Perceived deficits in executive functioning are among the many difficulties that women diagnosed with breast cancer experience. This study assessed the presence of perceived deficits in executive functioning among women with breast cancer prior to systemic treatment and radiation and associations between perceived deficits in executive function and comorbid fatigue, sleep, and mood disturbance. Participants were recruited following their breast cancer diagnosis and assessed using the Behavior Rating Inventory of Executive Function for Adults (BRIEF-A), subjective and objective measures of sleep duration and efficiency, and self-report measures of insomnia severity, sleep quality, fatigue, and mood disturbance. Hierarchical regression was used to examine associations between symptoms, adjusting for age and education. The final sample included 92 women with a mean age of 60.7years and 13.5years of education. Thirteen percent of participants reported global executive dysfunction. After partitioning out variability from other independent variables, fatigue (p = <.001), perceived sleep quality (p = .030), and symptoms of insomnia (p = .008) accounted for 13.3%, 5.7%, and 8.5% of unique variance in perceived executive functioning, respectively.

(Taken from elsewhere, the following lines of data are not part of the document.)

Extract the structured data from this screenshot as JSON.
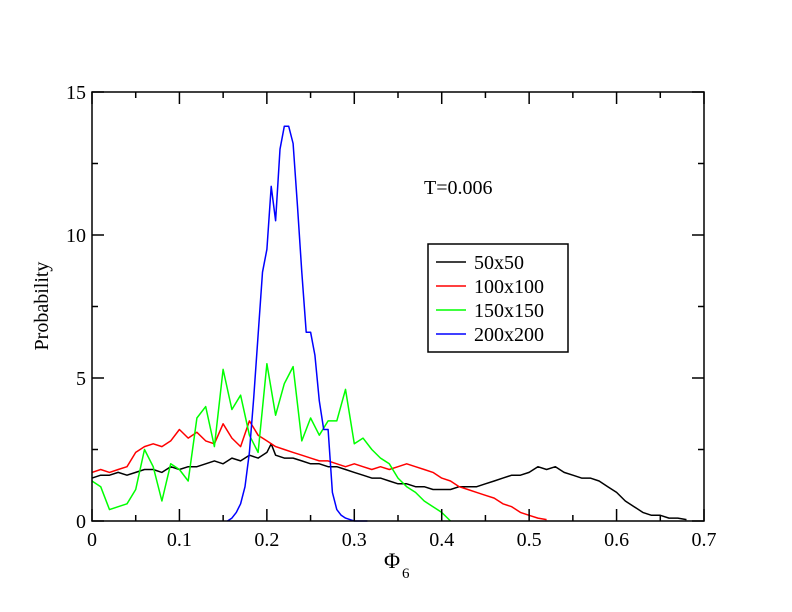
{
  "chart_data": {
    "type": "line",
    "title": "",
    "xlabel": "Φ",
    "xlabel_subscript": "6",
    "ylabel": "Probability",
    "xlim": [
      0,
      0.7
    ],
    "ylim": [
      0,
      15
    ],
    "xticks": [
      "0",
      "0.1",
      "0.2",
      "0.3",
      "0.4",
      "0.5",
      "0.6",
      "0.7"
    ],
    "yticks": [
      "0",
      "5",
      "10",
      "15"
    ],
    "grid": false,
    "legend_position": "center-right",
    "annotation": "T=0.006",
    "series": [
      {
        "name": "50x50",
        "color": "#000000",
        "x": [
          0.0,
          0.01,
          0.02,
          0.03,
          0.04,
          0.05,
          0.06,
          0.07,
          0.08,
          0.09,
          0.1,
          0.11,
          0.12,
          0.13,
          0.14,
          0.15,
          0.16,
          0.17,
          0.18,
          0.19,
          0.2,
          0.205,
          0.21,
          0.22,
          0.23,
          0.24,
          0.25,
          0.26,
          0.27,
          0.28,
          0.29,
          0.3,
          0.31,
          0.32,
          0.33,
          0.34,
          0.35,
          0.36,
          0.37,
          0.38,
          0.39,
          0.4,
          0.41,
          0.42,
          0.43,
          0.44,
          0.45,
          0.46,
          0.47,
          0.48,
          0.49,
          0.5,
          0.51,
          0.52,
          0.53,
          0.54,
          0.55,
          0.56,
          0.57,
          0.58,
          0.59,
          0.6,
          0.61,
          0.62,
          0.63,
          0.64,
          0.65,
          0.66,
          0.67,
          0.68
        ],
        "y": [
          1.5,
          1.6,
          1.6,
          1.7,
          1.6,
          1.7,
          1.8,
          1.8,
          1.7,
          1.9,
          1.8,
          1.9,
          1.9,
          2.0,
          2.1,
          2.0,
          2.2,
          2.1,
          2.3,
          2.2,
          2.4,
          2.7,
          2.3,
          2.2,
          2.2,
          2.1,
          2.0,
          2.0,
          1.9,
          1.9,
          1.8,
          1.7,
          1.6,
          1.5,
          1.5,
          1.4,
          1.3,
          1.3,
          1.2,
          1.2,
          1.1,
          1.1,
          1.1,
          1.2,
          1.2,
          1.2,
          1.3,
          1.4,
          1.5,
          1.6,
          1.6,
          1.7,
          1.9,
          1.8,
          1.9,
          1.7,
          1.6,
          1.5,
          1.5,
          1.4,
          1.2,
          1.0,
          0.7,
          0.5,
          0.3,
          0.2,
          0.2,
          0.1,
          0.1,
          0.05
        ]
      },
      {
        "name": "100x100",
        "color": "#ff0000",
        "x": [
          0.0,
          0.01,
          0.02,
          0.03,
          0.04,
          0.05,
          0.06,
          0.07,
          0.08,
          0.09,
          0.1,
          0.11,
          0.12,
          0.13,
          0.14,
          0.15,
          0.16,
          0.17,
          0.18,
          0.19,
          0.2,
          0.21,
          0.22,
          0.23,
          0.24,
          0.25,
          0.26,
          0.27,
          0.28,
          0.29,
          0.3,
          0.31,
          0.32,
          0.33,
          0.34,
          0.35,
          0.36,
          0.37,
          0.38,
          0.39,
          0.4,
          0.41,
          0.42,
          0.43,
          0.44,
          0.45,
          0.46,
          0.47,
          0.48,
          0.49,
          0.5,
          0.51,
          0.52
        ],
        "y": [
          1.7,
          1.8,
          1.7,
          1.8,
          1.9,
          2.4,
          2.6,
          2.7,
          2.6,
          2.8,
          3.2,
          2.9,
          3.1,
          2.8,
          2.7,
          3.4,
          2.9,
          2.6,
          3.5,
          3.0,
          2.8,
          2.6,
          2.5,
          2.4,
          2.3,
          2.2,
          2.1,
          2.1,
          2.0,
          1.9,
          2.0,
          1.9,
          1.8,
          1.9,
          1.8,
          1.9,
          2.0,
          1.9,
          1.8,
          1.7,
          1.5,
          1.4,
          1.2,
          1.1,
          1.0,
          0.9,
          0.8,
          0.6,
          0.5,
          0.3,
          0.2,
          0.1,
          0.05
        ]
      },
      {
        "name": "150x150",
        "color": "#00ff00",
        "x": [
          0.0,
          0.01,
          0.02,
          0.03,
          0.04,
          0.05,
          0.06,
          0.07,
          0.08,
          0.09,
          0.1,
          0.11,
          0.12,
          0.13,
          0.14,
          0.15,
          0.16,
          0.17,
          0.18,
          0.19,
          0.2,
          0.21,
          0.22,
          0.23,
          0.24,
          0.25,
          0.26,
          0.27,
          0.28,
          0.29,
          0.3,
          0.31,
          0.32,
          0.33,
          0.34,
          0.35,
          0.36,
          0.37,
          0.38,
          0.39,
          0.4,
          0.41
        ],
        "y": [
          1.4,
          1.2,
          0.4,
          0.5,
          0.6,
          1.1,
          2.5,
          1.9,
          0.7,
          2.0,
          1.8,
          1.4,
          3.6,
          4.0,
          2.6,
          5.3,
          3.9,
          4.4,
          3.0,
          2.4,
          5.5,
          3.7,
          4.8,
          5.4,
          2.8,
          3.6,
          3.0,
          3.5,
          3.5,
          4.6,
          2.7,
          2.9,
          2.5,
          2.2,
          2.0,
          1.5,
          1.2,
          1.0,
          0.7,
          0.5,
          0.3,
          0.0
        ]
      },
      {
        "name": "200x200",
        "color": "#0000ff",
        "x": [
          0.155,
          0.16,
          0.165,
          0.17,
          0.175,
          0.18,
          0.185,
          0.19,
          0.195,
          0.2,
          0.205,
          0.21,
          0.215,
          0.22,
          0.225,
          0.23,
          0.235,
          0.24,
          0.245,
          0.25,
          0.255,
          0.26,
          0.265,
          0.27,
          0.275,
          0.28,
          0.285,
          0.29,
          0.295,
          0.3,
          0.305,
          0.31,
          0.315
        ],
        "y": [
          0.0,
          0.1,
          0.3,
          0.6,
          1.2,
          2.4,
          4.3,
          6.5,
          8.7,
          9.5,
          11.7,
          10.5,
          13.0,
          13.8,
          13.8,
          13.2,
          11.0,
          8.7,
          6.6,
          6.6,
          5.8,
          4.2,
          3.2,
          3.2,
          1.0,
          0.4,
          0.2,
          0.1,
          0.05,
          0.0,
          0.0,
          0.0,
          0.0
        ]
      }
    ]
  }
}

Emotional fatigue was most strongly associated with perceived deficits in executive functioning. Neither subjective or objective sleep duration or efficiency was associated with perceived deficits in executive functioning. Fatigue, particularly emotional fatigue, insomnia, and poor sleep quality had the strongest associations with perceived deficits in executive functioning. Sleep interventions and fatigue management strategies may prove useful for women who seek to improve their perceived executive functioning.